Technology

‘Group chats are chaotic’: why some Chennai parents want the app their child’s old school had

Some Chennai parents say they miss the structured dashboards their children's previous schools offered, as AI-powered ERP platforms spread across the city.

“School group chats are chaotic, with several unwanted messages,” says Beena, a Chennai parent whose son studied at Chennai Public School until Class 10. There, a parents’ dashboard once gave her one-on-one information and let her pose queries through a portal. His current school offers no such platform, she said, and “they are missing out.”

Her frustration points to a wider shift already under way elsewhere in the city. Several Chennai schools are adopting mobile or web-based AI-powered enterprise resource planning (ERP) tools such as My Classboard and Neverskip, charging schools on a per-student basis to inform parents about homework, fees and transport, and to create a shared communication space with teachers.

At Vellammal Bodhi Campus, parent R Vidya no longer waits for her Class IX son to report his own test results. An app provided by the school notifies her directly, with an assessment of his strong and weak points and subject-wise insights. “My son can also take tests on the app, designed by the school themselves. Apart from the results of tests and internal assessments, the school uploads report cards and attendance details, to ensure transparency,” she said.

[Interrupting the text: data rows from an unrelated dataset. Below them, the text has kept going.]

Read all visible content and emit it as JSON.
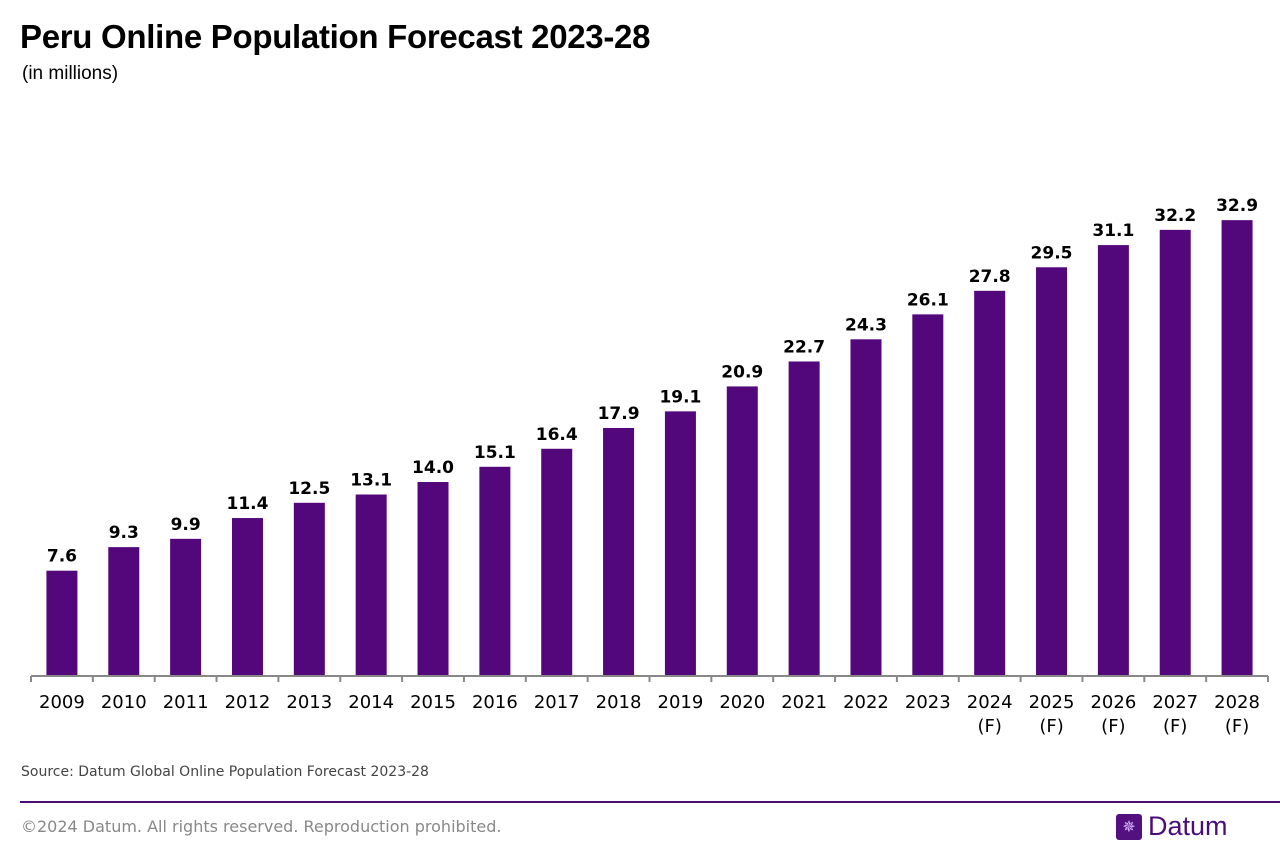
{
  "chart_data": {
    "type": "bar",
    "title": "Peru Online Population Forecast 2023-28",
    "subtitle": "(in millions)",
    "categories": [
      "2009",
      "2010",
      "2011",
      "2012",
      "2013",
      "2014",
      "2015",
      "2016",
      "2017",
      "2018",
      "2019",
      "2020",
      "2021",
      "2022",
      "2023",
      "2024\n(F)",
      "2025\n(F)",
      "2026\n(F)",
      "2027\n(F)",
      "2028\n(F)"
    ],
    "values": [
      7.6,
      9.3,
      9.9,
      11.4,
      12.5,
      13.1,
      14.0,
      15.1,
      16.4,
      17.9,
      19.1,
      20.9,
      22.7,
      24.3,
      26.1,
      27.8,
      29.5,
      31.1,
      32.2,
      32.9
    ],
    "value_labels": [
      "7.6",
      "9.3",
      "9.9",
      "11.4",
      "12.5",
      "13.1",
      "14.0",
      "15.1",
      "16.4",
      "17.9",
      "19.1",
      "20.9",
      "22.7",
      "24.3",
      "26.1",
      "27.8",
      "29.5",
      "31.1",
      "32.2",
      "32.9"
    ],
    "ylim": [
      0,
      33.2
    ],
    "grid": false,
    "bar_color": "#52077a"
  },
  "footer": {
    "source": "Source: Datum Global Online Population Forecast 2023-28",
    "copyright": "©2024 Datum. All rights reserved. Reproduction prohibited.",
    "logo_text": "Datum"
  },
  "colors": {
    "accent": "#4b0e78"
  }
}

The technology reaches into grading too. Answer keys are fed into the system and answer sheets are analysed, offering insights into language through comparison. “It involves some work from the backend too on the teachers’ side. But the platforms are evolving. Once they notice a pattern, they automatically provide analysis without referring to answer sheets,” said a teacher at a prominent IB school on the OMR.

Educationists say the pandemic accelerated this shift by first forcing schools into digital teaching. “Today, ERPs have become vital to run a school, especially if the strength is high,” said Prem Shankar, chairman, Holy Sai Group of Institutions.

For parents like Beena, the unevenness is the sticking point: while some schools now run structured, AI-backed dashboards, others still rely on the same unwieldy group chats families have used for years.